Amine Mahfoudh : On est dans le pétrin ! Comment en sortir?

Amine Mahfoudh : On est dans le pétrin ! Comment en sortir?

Amine Mahfoudh était dans tous ses états ce dimanche, trois jours après la publication du « projet de constitution » qui est loin, très loin du « draft » auquel il a contribué et dont il considère qu’’il était bien meilleur que celui qui sera soumis aux Tunisiens le 25 juillet prochain lors du 1er référendum post-révolution. Invité d’un « Grand Débat » exceptionnel ce dimanche sur Shems-FM par notre consœur Myriam Belkadhi, il était toujours sous le choc, inconsolable parce qu’il se sentait trompé, abusé, dupé.

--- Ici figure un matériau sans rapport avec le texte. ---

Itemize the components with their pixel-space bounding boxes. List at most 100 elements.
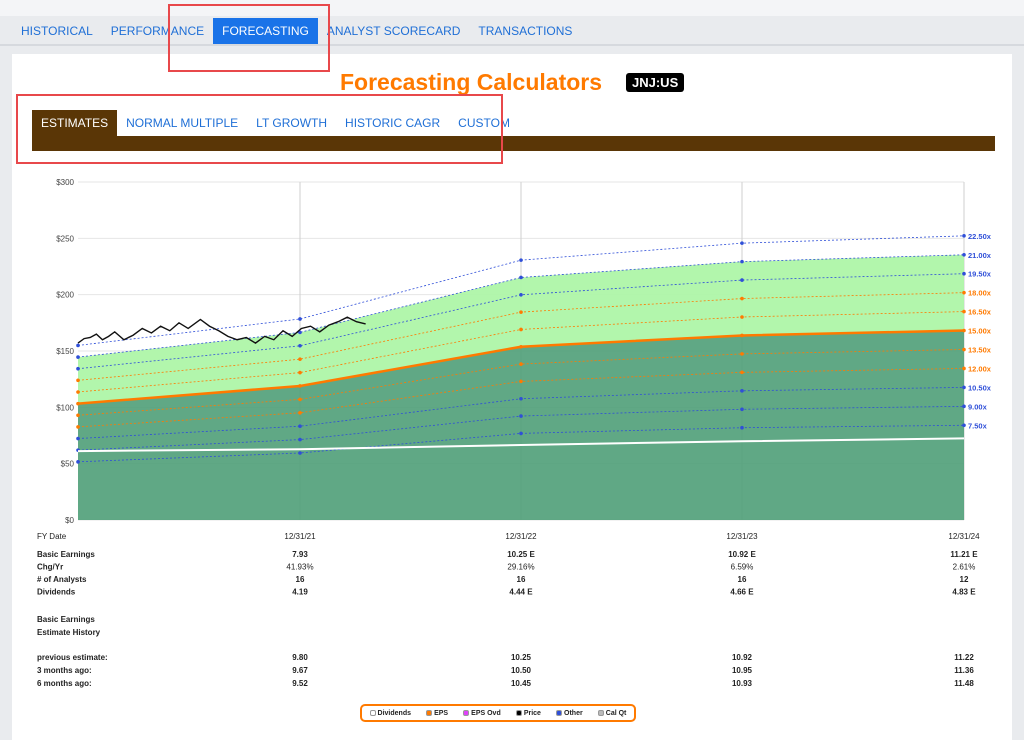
multiple-point xyxy=(962,271,966,276)
multiple-point xyxy=(76,390,80,394)
multiple-point xyxy=(962,404,966,409)
history-cell: 9.67 xyxy=(292,666,308,675)
multiple-point xyxy=(962,328,966,333)
multiple-point xyxy=(740,352,744,356)
table-cell: 29.16% xyxy=(507,563,534,572)
legend-item: Cal Qt xyxy=(597,709,627,717)
table-cell: 4.66 E xyxy=(730,588,754,597)
table-cell: 10.25 E xyxy=(507,550,535,559)
table-cell: 10.92 E xyxy=(728,550,756,559)
legend-item: EPS Ovd xyxy=(463,710,501,717)
multiple-label: 19.50x xyxy=(968,270,992,279)
y-tick-label: $200 xyxy=(56,291,74,300)
legend-item: Dividends xyxy=(369,709,411,717)
history-cell: 9.52 xyxy=(292,679,308,688)
multiple-point xyxy=(76,413,80,418)
multiple-point xyxy=(519,414,523,418)
multiple-point xyxy=(962,366,966,371)
multiple-point xyxy=(76,425,80,429)
legend-label: Dividends xyxy=(377,709,411,717)
multiple-point xyxy=(740,333,744,338)
y-tick-label: $0 xyxy=(65,516,74,525)
multiple-point xyxy=(298,343,302,348)
history-cell: 11.48 xyxy=(954,679,974,688)
table-cell: 4.83 E xyxy=(952,588,976,597)
history-cell: 10.45 xyxy=(511,679,532,688)
multiple-point xyxy=(962,234,966,238)
multiple-point xyxy=(76,355,80,359)
y-tick-label: $150 xyxy=(56,347,74,356)
history-cell: 10.50 xyxy=(511,666,532,675)
multiple-point xyxy=(740,425,744,430)
x-tick-label: 12/31/21 xyxy=(284,532,316,541)
table-cell: 11.21 E xyxy=(950,550,978,559)
multiple-label: 18.00x xyxy=(968,289,992,298)
multiple-point xyxy=(76,401,80,406)
table-cell: 16 xyxy=(517,575,526,584)
legend-item: Other xyxy=(556,710,583,717)
multiple-point xyxy=(519,379,523,384)
multiple-point xyxy=(740,389,744,393)
history-subtitle: Estimate History xyxy=(37,628,101,637)
legend-swatch xyxy=(556,710,563,716)
table-row-label: Dividends xyxy=(37,588,76,597)
x-tick-label: 12/31/23 xyxy=(726,532,758,541)
x-tick-label: 12/31/22 xyxy=(505,532,537,541)
multiple-point xyxy=(298,370,302,375)
multiple-point xyxy=(298,424,302,428)
multiple-point xyxy=(519,310,523,314)
multiple-point xyxy=(962,309,966,314)
multiple-point xyxy=(962,347,966,352)
y-tick-label: $50 xyxy=(61,460,75,469)
legend-swatch xyxy=(463,710,470,716)
multiple-point xyxy=(519,293,523,297)
multiple-point xyxy=(298,397,302,402)
multiple-point xyxy=(519,431,523,436)
multiple-point xyxy=(519,344,523,349)
multiple-point xyxy=(740,370,744,375)
table-cell: 16 xyxy=(738,575,747,584)
legend-label: EPS Ovd xyxy=(471,709,501,717)
legend-label: Other xyxy=(564,709,583,717)
multiple-point xyxy=(76,378,80,383)
table-cell: 2.61% xyxy=(953,563,976,572)
multiple-point xyxy=(962,385,966,390)
forecast-chart: $0 $50 $100 $150 $200 $250 $300 22.50x 21.00x 19.… xyxy=(37,178,992,688)
multiple-label: 9.00x xyxy=(968,402,988,411)
multiple-point xyxy=(298,451,302,455)
table-cell: 12 xyxy=(960,575,969,584)
history-row-label: 6 months ago: xyxy=(37,679,92,688)
table-row-label: Basic Earnings xyxy=(37,550,95,559)
multiple-point xyxy=(740,296,744,301)
multiple-point xyxy=(962,290,966,295)
table-row-label: # of Analysts xyxy=(37,575,87,584)
legend-item: Price xyxy=(515,710,541,717)
legend-label: Cal Qt xyxy=(605,709,627,717)
table-cell: 41.93% xyxy=(286,563,313,572)
multiple-point xyxy=(519,275,523,280)
multiple-point xyxy=(76,366,80,371)
multiple-point xyxy=(519,362,523,366)
multiple-point xyxy=(740,259,744,264)
table-cell: 16 xyxy=(296,575,305,584)
history-title: Basic Earnings xyxy=(37,615,95,624)
history-cell: 9.80 xyxy=(292,653,308,662)
multiple-point xyxy=(519,327,523,332)
multiple-point xyxy=(740,407,744,412)
y-tick-label: $100 xyxy=(56,403,74,412)
multiple-point xyxy=(740,241,744,245)
table-cell: 6.59% xyxy=(731,563,754,572)
history-cell: 11.22 xyxy=(954,653,974,662)
history-cell: 10.25 xyxy=(511,653,532,662)
multiple-point xyxy=(298,410,302,415)
multiple-point xyxy=(519,396,523,401)
multiple-point xyxy=(740,315,744,319)
multiple-label: 12.00x xyxy=(968,364,992,373)
y-tick-label: $300 xyxy=(56,178,74,187)
history-cell: 11.36 xyxy=(954,666,974,675)
history-cell: 10.95 xyxy=(732,666,753,675)
table-cell: 4.44 E xyxy=(509,588,533,597)
table-cell: 7.93 xyxy=(292,550,308,559)
multiple-point xyxy=(962,252,966,257)
multiple-point xyxy=(519,258,523,262)
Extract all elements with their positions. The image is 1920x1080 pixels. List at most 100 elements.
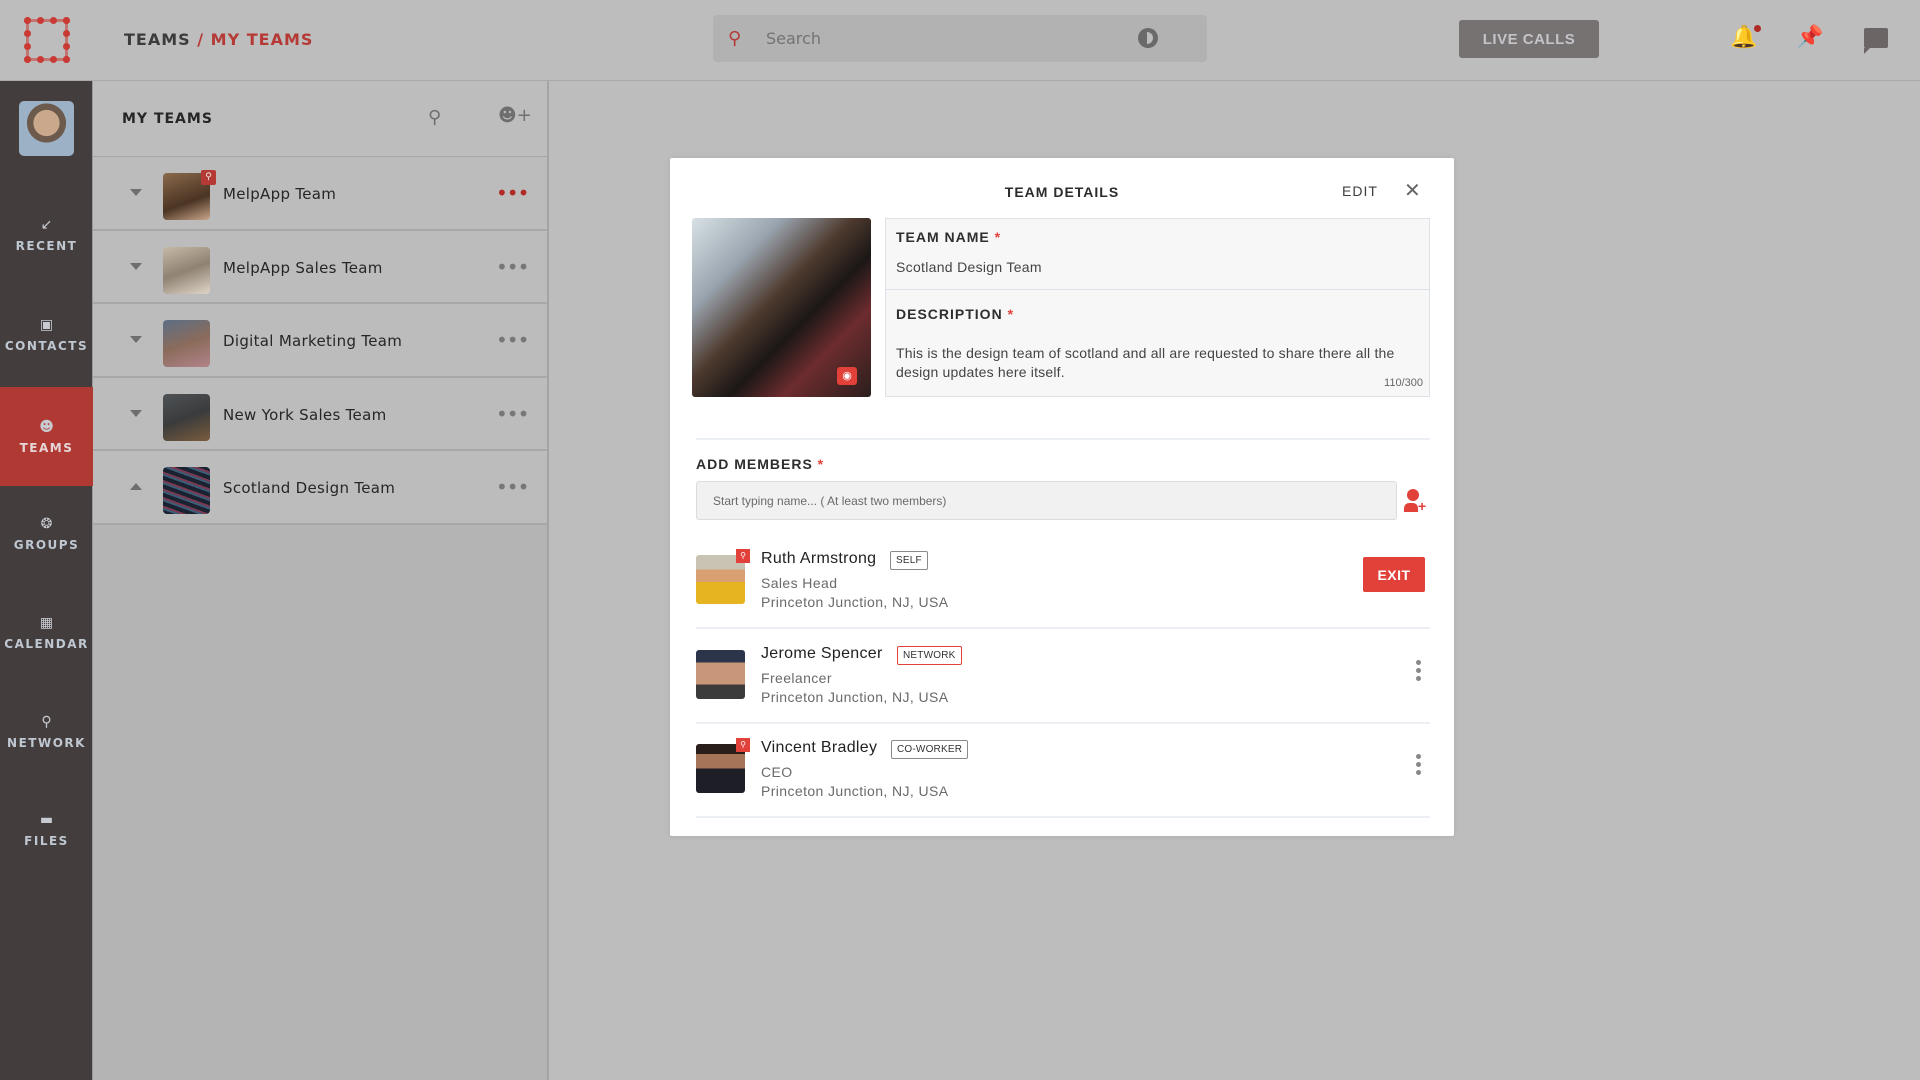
add-members-label: ADD MEMBERS * (696, 456, 825, 472)
description-label: DESCRIPTION * (896, 306, 1015, 322)
more-options-icon[interactable]: ••• (496, 402, 529, 426)
search-icon: ⚲ (728, 28, 742, 49)
team-row[interactable]: Scotland Design Team ••• (93, 451, 547, 525)
divider (696, 438, 1430, 440)
rail-item-groups[interactable]: ❂ GROUPS (0, 484, 93, 583)
more-options-icon[interactable] (1416, 754, 1424, 778)
rail-item-label: TEAMS (19, 440, 74, 455)
theme-toggle-icon[interactable] (1138, 28, 1158, 48)
divider (696, 627, 1430, 629)
more-options-icon[interactable]: ••• (496, 475, 529, 499)
more-options-icon[interactable]: ••• (496, 328, 529, 352)
team-row[interactable]: New York Sales Team ••• (93, 377, 547, 451)
teams-panel-title: MY TEAMS (122, 111, 213, 127)
team-row[interactable]: ⚲ MelpApp Team ••• (93, 157, 547, 231)
team-name: New York Sales Team (223, 405, 387, 424)
team-name: MelpApp Team (223, 185, 337, 203)
team-thumbnail (163, 320, 210, 367)
team-thumbnail (163, 246, 210, 294)
network-icon: ⚲ (41, 713, 52, 730)
more-options-icon[interactable] (1416, 660, 1424, 684)
nav-rail: ↙ RECENT ▣ CONTACTS ☻ TEAMS ❂ GROUPS ▦ C… (0, 0, 93, 1080)
breadcrumb-root[interactable]: TEAMS (124, 30, 191, 49)
more-options-icon[interactable]: ••• (496, 255, 529, 279)
add-team-icon[interactable]: ☻+ (498, 105, 532, 126)
recent-arrow-icon: ↙ (40, 216, 53, 233)
teams-icon: ☻ (39, 418, 54, 435)
chevron-down-icon[interactable] (130, 409, 142, 417)
member-avatar[interactable] (696, 650, 745, 699)
rail-item-recent[interactable]: ↙ RECENT (0, 185, 93, 284)
breadcrumb-current: MY TEAMS (210, 30, 314, 49)
team-name-label: TEAM NAME * (896, 229, 1002, 245)
relation-badge: NETWORK (897, 646, 962, 665)
notification-badge (1754, 25, 1761, 32)
camera-icon[interactable]: ◉ (837, 367, 857, 385)
description-value: This is the design team of scotland and … (896, 345, 1395, 380)
exit-team-button[interactable]: EXIT (1363, 557, 1425, 592)
chevron-down-icon[interactable] (130, 262, 142, 270)
rail-item-label: FILES (24, 833, 69, 848)
team-name: Digital Marketing Team (223, 332, 403, 350)
pin-icon[interactable]: 📌 (1796, 26, 1823, 50)
team-fields: TEAM NAME * Scotland Design Team DESCRIP… (885, 218, 1430, 397)
description-field[interactable]: DESCRIPTION * This is the design team of… (886, 290, 1429, 396)
member-location: Princeton Junction, NJ, USA (761, 783, 949, 799)
team-photo: ◉ (692, 218, 871, 397)
member-role: CEO (761, 764, 793, 780)
team-thumbnail (163, 467, 210, 514)
search-icon[interactable]: ⚲ (428, 107, 441, 128)
rail-item-teams[interactable]: ☻ TEAMS (0, 387, 93, 486)
char-count: 110/300 (1384, 377, 1423, 389)
rail-item-label: CONTACTS (4, 338, 89, 353)
team-name-value: Scotland Design Team (896, 259, 1042, 275)
rail-item-label: CALENDAR (4, 636, 89, 651)
close-icon[interactable]: ✕ (1404, 178, 1421, 203)
contacts-book-icon: ▣ (39, 316, 54, 333)
rail-item-files[interactable]: ▬ FILES (0, 780, 93, 879)
rail-item-label: GROUPS (13, 537, 80, 552)
rail-item-network[interactable]: ⚲ NETWORK (0, 682, 93, 781)
member-role: Sales Head (761, 575, 838, 591)
groups-icon: ❂ (40, 515, 53, 532)
admin-key-icon: ⚲ (736, 549, 750, 563)
member-name[interactable]: Jerome Spencer (761, 645, 883, 663)
team-thumbnail (163, 393, 210, 441)
search-input[interactable] (766, 29, 1166, 48)
folder-icon: ▬ (39, 811, 54, 828)
member-row: ⚲ Ruth Armstrong SELF Sales Head Princet… (696, 535, 1430, 629)
team-row[interactable]: MelpApp Sales Team ••• (93, 230, 547, 304)
member-name[interactable]: Ruth Armstrong (761, 550, 876, 568)
app-logo-icon (23, 17, 70, 63)
team-row[interactable]: Digital Marketing Team ••• (93, 304, 547, 378)
edit-button[interactable]: EDIT (1342, 183, 1378, 199)
member-name[interactable]: Vincent Bradley (761, 739, 877, 757)
modal-title: TEAM DETAILS (1004, 184, 1120, 200)
teams-panel: MY TEAMS ⚲ ☻+ ⚲ MelpApp Team ••• MelpApp… (93, 81, 549, 1080)
chevron-down-icon[interactable] (130, 189, 142, 196)
more-options-icon[interactable]: ••• (496, 181, 529, 205)
chevron-up-icon[interactable] (130, 483, 142, 490)
add-members-input[interactable] (696, 481, 1397, 520)
logo[interactable] (0, 0, 93, 81)
rail-item-calendar[interactable]: ▦ CALENDAR (0, 583, 93, 682)
member-row: Jerome Spencer NETWORK Freelancer Prince… (696, 630, 1430, 724)
team-details-modal: TEAM DETAILS EDIT ✕ ◉ TEAM NAME * Scotla… (670, 158, 1454, 836)
calendar-icon: ▦ (39, 614, 54, 631)
add-member-icon[interactable]: + (1402, 489, 1428, 515)
global-search: ⚲ (713, 15, 1207, 62)
divider (696, 816, 1430, 818)
member-location: Princeton Junction, NJ, USA (761, 689, 949, 705)
member-role: Freelancer (761, 670, 832, 686)
chevron-down-icon[interactable] (130, 336, 142, 343)
relation-badge: SELF (890, 551, 928, 570)
team-name: MelpApp Sales Team (223, 258, 383, 277)
user-avatar[interactable] (19, 101, 74, 156)
chat-icon[interactable] (1864, 28, 1888, 54)
team-name-field[interactable]: TEAM NAME * Scotland Design Team (886, 219, 1429, 290)
teams-panel-header: MY TEAMS ⚲ ☻+ (93, 81, 547, 157)
rail-item-label: RECENT (15, 238, 78, 253)
live-calls-button[interactable]: LIVE CALLS (1459, 20, 1599, 58)
rail-item-contacts[interactable]: ▣ CONTACTS (0, 285, 93, 384)
relation-badge: CO-WORKER (891, 740, 969, 759)
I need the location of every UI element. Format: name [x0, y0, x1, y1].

Déçu il ne l’était qu’à moitié car il savait que l’exercice auquel il était associé, était miné à la base, puisque le comité dont il faisait partie était consultatif. Mais il ne croyait qu’il allait être avec son co-équipier Sadok Belaïd les dindons de la farce. Néanmoins, il sentait le coup venir. Le président Kaïs Saïed leur a fait comprendre qu’il regrettait d’avoir mis en place ce comité. Il aurait aimé qu’on lui dise qu’on était dans l’incapacité de produire un draft. Il s’en serait satisfait.

Ce qui lui a fait le plus mal, c’est que le président de la République a fait publier le texte, dont il est sûr qu’il est l’unique auteur sans avoir réuni le comité pour discuter avec lui des changements qu’il avait introduits. La pilule aurait pu mieux passer si Saïed avait eu la charité de ne pas les laisser sur le carreau sans un mot, sans une remarque. Il avait surtout de la compassion pour son compagnon d’infortune qui s’était répandu dans les médias pour souligner qu’un chapitre entier de la loi fondamentale sera consacré aux questions économiques et sociales, alors qu’il n’en sera rien. Saïed aurait dû faire savoir à Sadok Belaïd qu’il n’en sera rien, pour qu’au moins ce dernier puisse garder un minimum de dignité.

Au cours de sa prestation médiatique, Amine Mahfoudh, n’a pas mâché ses mots. Le «projet » de Kaïs Saïed est dangereux. C’est un « coup dur » pour les droits et les libertés. Il est loin d’instaurer un régime démocratique, il est même anti-démocratique puisque il ouvre la voie à une dérive autoritaire du pouvoir. En raison notamment d’un président de la République omnipotent, détenteur d’un pouvoir très étendu, avec un parlement affaibli et sans contre-pouvoir véritable. De plus un président qui échappe à tout contrôle et qui jouit d’une totale irresponsabilité. En gros, le président fera ce qu’il veut sans jamais être inquiété. Un retour en somme à l’ère Ben Ali.

L’interlocuteur de Myriam Belkadhi n’a pas été tendre avec la Cour Constitutionnelle telle que prévue dans le projet de Kaïs Saïed. Alors que ce dernier ne cesse de critiquer les magistrats, il remet aux plus anciens d’entre eux, c’est-à-dire aux plus conservateurs la destinée de la plus haute instance juridique du pays. De plus ce sera « un club de vénérables pré-retraités », les uns succédant aux autres ce qui risque de créer « l’insécurité judiciaire » selon ses mots. Dans la mouture proposée par le duo Belaïd-Mahfoudh, la Cour Constitutionnelle est formée de trois professeurs universitaires, de trois avocats auprès de la Cour de Cassation et de trois hauts magistrats.

Amine Mahfoudh estime que suite à la publication du projet de Kaïs Saïed, « on est dans le pétrin ». Pour en sortir, il propose de prendre prétexte de la correction des « erreurs de toute nature » qui sont légion dans la publication du JORT pour faire une révision de fond en comble du projet de Constitution avant de le soumettre au référendum. « C’est faire preuve de naïveté que de faire une telle proposition, lorsque l’on sait que Kaïs Saïed ne change jamais d’avis » a rétorqué Myriam Belkadhi à son invité. Lui, il n’en démord pas. C’est la seule voie qu’il estime possible.

Ayant été embarqué dans cette aventure, car il estimait que la Constitution de janvier 2014 n’était pas viable, Mahfoudh ne pouvait légitimement appeler à voter contre le projet de Kaïs Saïed. Quand bien même cette éventualité pourrait être envisagée, auquel cas le président de la République doit en tirer les conséquences en présentant sa démission.

« Si malgré tout, le « oui » l’emporte, il faudrait que la classe politique unisse ses rangs pour appeler à voter pour un nouveau président en 2024 » estime Amine Mahfoudh. Pour déconstruire ce que Kaïs Saïed avait construit.